On the other hand, we have already learned with regard to race that “diversity” doesn’t mean diversity; it means more blacks. Since the National Academies committee obviously defines “diversity” to mean more women, this committee is almost 100% diverse. (The presence of the lone male, Robert Birgeneau, doesn’t really reduce the 100% “diversity” of this group since, as we’ve frequently seen [such as here, here, here, and here], he’s never met a race- or gender-based preference of which he disapproves.)
My wife, Helene, just read this post and raised an interesting question. Since the National Academies report argues that more women are needed in science in order to strengthen the competitve position of the United States against foreign competitors — because “the country faces increasingly stiff global competition in higher education, science and technology, and the marketplace” — she wonders whether foreign women who are in this country only temporarily should be counted toward “compliance” with the “goals” recommended by the committee. Insofar as it is necessary to displace some men to make room for more women, should American males be displaced to make room for foreign females?
Good question, I think.
UPDATE [3 October]
A reader points me to excellent critiques of this report, one by the distinguished economist Gary Becker and one by the distinguished federal judge and legal scholar Richard Posner on their joint blog.

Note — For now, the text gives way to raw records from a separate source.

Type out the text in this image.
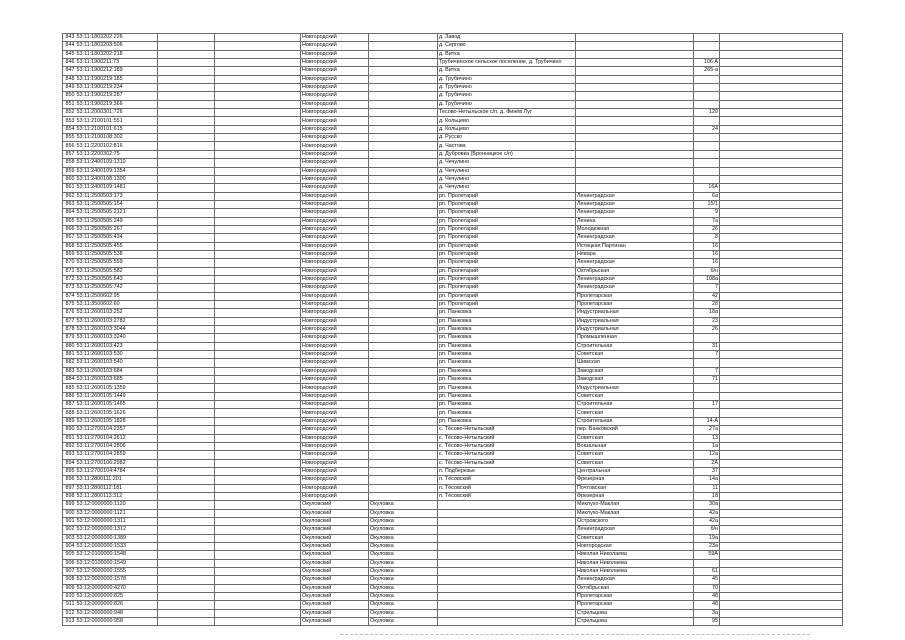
843	53:11:1803202:226			Новгородский		д. Завод			
844	53:11:1803203:506			Новгородский		д. Сергово			
845	53:11:1803202:218			Новгородский		д. Витка			
846	53:11:1900211:73			Новгородский		Трубичинское сельское поселение, д. Трубичино		106 А	
847	53:11:1900212:189			Новгородский		д. Витка		265-а	
848	53:11:1900219:185			Новгородский		д. Трубичино			
849	53:11:1900219:234			Новгородский		д. Трубичино			
850	53:11:1900219:287			Новгородский		д. Трубичино			
851	53:11:1900219:366			Новгородский		д. Трубичино			
852	53:11:2000301:726			Новгородский		Тесово-Нетыльское с/п, д. Финёв Луг		120	
853	53:11:2100101:551			Новгородский		д. Кольцево			
854	53:11:2100101:615			Новгородский		д. Кольцево		24	
855	53:11:2100108:302			Новгородский		д. Русско			
856	53:11:2200102:816			Новгородский		д. Частова			
857	53:11:2200302:75			Новгородский		д. Дубровка (Бронницкое с/п)			
858	53:11:2400109:1310			Новгородский		д. Чечулино			
859	53:11:2400109:1354			Новгородский		д. Чечулино			
860	53:11:2400108:1300			Новгородский		д. Чечулино			
861	53:11:2400109:1481			Новгородский		д. Чечулино		16А	
862	53:11:2500503:173			Новгородский		рп. Пролетарий	Ленинградская	6а	
863	53:11:2500505:154			Новгородский		рп. Пролетарий	Ленинградская	15/1	
864	53:11:2500505:2121			Новгородский		рп. Пролетарий	Ленинградская	9	
865	53:11:2500505:249			Новгородский		рп. Пролетарий	Ленина	7а	
866	53:11:2500505:267			Новгородский		рп. Пролетарий	Молодежная	26	
867	53:11:2500505:434			Новгородский		рп. Пролетарий	Ленинградская	8	
868	53:11:2500505:455			Новгородский		рп. Пролетарий	Истицкая Партизан	16	
869	53:11:2500505:538			Новгородский		рп. Пролетарий	Невара	16	
870	53:11:2500505:559			Новгородский		рп. Пролетарий	Ленинградская	16	
871	53:11:2500505:582			Новгородский		рп. Пролетарий	Октябрьская	б/н	
872	53:11:2500505:643			Новгородский		рп. Пролетарий	Ленинградская	108а	
873	53:11:2500505:742			Новгородский		рп. Пролетарий	Ленинградская	7	
874	53:11:2500602:95			Новгородский		рп. Пролетарий	Пролетарская	42	
875	53:11:3500602:60			Новгородский		рп. Пролетарий	Пролетарская	28	
876	53:11:2600103:252			Новгородский		рп. Панковка	Индустриальная	18а	
877	53:11:2600103:2782			Новгородский		рп. Панковка	Индустриальная	23	
878	53:11:2600103:3044			Новгородский		рп. Панковка	Индустриальная	26	
879	53:11:2600103:3240			Новгородский		рп. Панковка	Промышленная		
880	53:11:2600103:423			Новгородский		рп. Панковка	Строительная	31	
881	53:11:2600103:530			Новгородский		рп. Панковка	Советская	7	
882	53:11:2600103:540			Новгородский		рп. Панковка	Шимская		
883	53:11:2600103:684			Новгородский		рп. Панковка	Заводская	7	
884	53:11:2600103:685			Новгородский		рп. Панковка	Заводская	71	
885	53:11:2600105:1359			Новгородский		рп. Панковка	Индустриальная		
886	53:11:2600105:1449			Новгородский		рп. Панковка	Советская		
887	53:11:2600105:1465			Новгородский		рп. Панковка	Строительная	17	
888	53:11:2600105:1626			Новгородский		рп. Панковка	Советская		
889	53:11:2600105:1828			Новгородский		рп. Панковка	Строительная	14-А	
890	53:11:2700104:2357			Новгородский		с. Тёсово-Нетыльский	пер. Банковский	27а	
891	53:11:2700104:2612			Новгородский		с. Тёсово-Нетыльский	Советская	13	
892	53:11:2700104:2806			Новгородский		с. Тёсово-Нетыльский	Вокзальная	1а	
893	53:11:2700104:2859			Новгородский		с. Тёсово-Нетыльский	Советская	12а	
894	53:11:2700106:2982			Новгородский		с. Тёсово-Нетыльский	Советская	2А	
895	53:11:2700104:4784			Новгородский		п. Подберезье	Центральная	37	
896	53:11:2800111:201			Новгородский		п. Тёсовский	Фрезерная	14а	
897	53:11:2800112:181			Новгородский		п. Тёсовский	Почтовская	11	
898	53:11:2800113:312			Новгородский		п. Тёсовский	Фрезерная	18	
899	53:12:0000000:1120			Окуловский	Окуловка		Миклухо-Маклая	30а	
900	53:12:0000000:1121			Окуловский	Окуловка		Миклухо-Маклая	42а	
901	53:12:0000000:1311			Окуловский	Окуловка		Островского	42а	
902	53:12:0000000:1312			Окуловский	Окуловка		Ленинградская	б/н	
903	53:12:0000000:1389			Окуловский	Окуловка		Советская	19а	
904	53:12:0000000:1533			Окуловский	Окуловка		Новгородская	23а	
905	53:12:0100000:1548			Окуловский	Окуловка		Николая Николаева	59А	
906	53:12:0100000:1549			Окуловский	Окуловка		Николая Николаева		
907	53:12:0000000:1555			Окуловский	Окуловка		Николая Николаева	61	
908	53:12:0000000:1578			Окуловский	Окуловка		Ленинградская	45	
909	53:12:0000000:4270			Окуловский	Окуловка		Октябрьская	70	
910	53:12:0000000:825			Окуловский	Окуловка		Пролетарская	48	
911	53:12:0000000:826			Окуловский	Окуловка		Пролетарская	48	
912	53:12:0000000:948			Окуловский	Окуловка		Стрельцова	3а	
913	53:12:0000000:958			Окуловский	Окуловка		Стрельцова	95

I’m happy to say that Posner makes a few of the same points made here, especially about the composition of the panel. Neither of them has a higher opinion of the report than I expressed above (“heavy on beliefs and weak on carefully documented analysis,” wrote Becker), and to see why you should read all of both their discussions.
Becker did make a nice catch that I missed:
The summary of the Report says that it cannot be that women in academia, and sciences in particular, are now recipients of favoritism because affirmative action that selects candidates on the basis of race or sex is illegal.
I wonder if Gov. Granholm and the other women leaders in Michigan who are struggling so hard to retain preferences to women by defeating the Michigan Civil Rights Initiative (discussed most recently here) would agree with the distinguished National Academy of Sciences panel that at present, even in the absence of MCRI, it is currently illegal for any affirmative action program to show “favoritism” based on race or sex.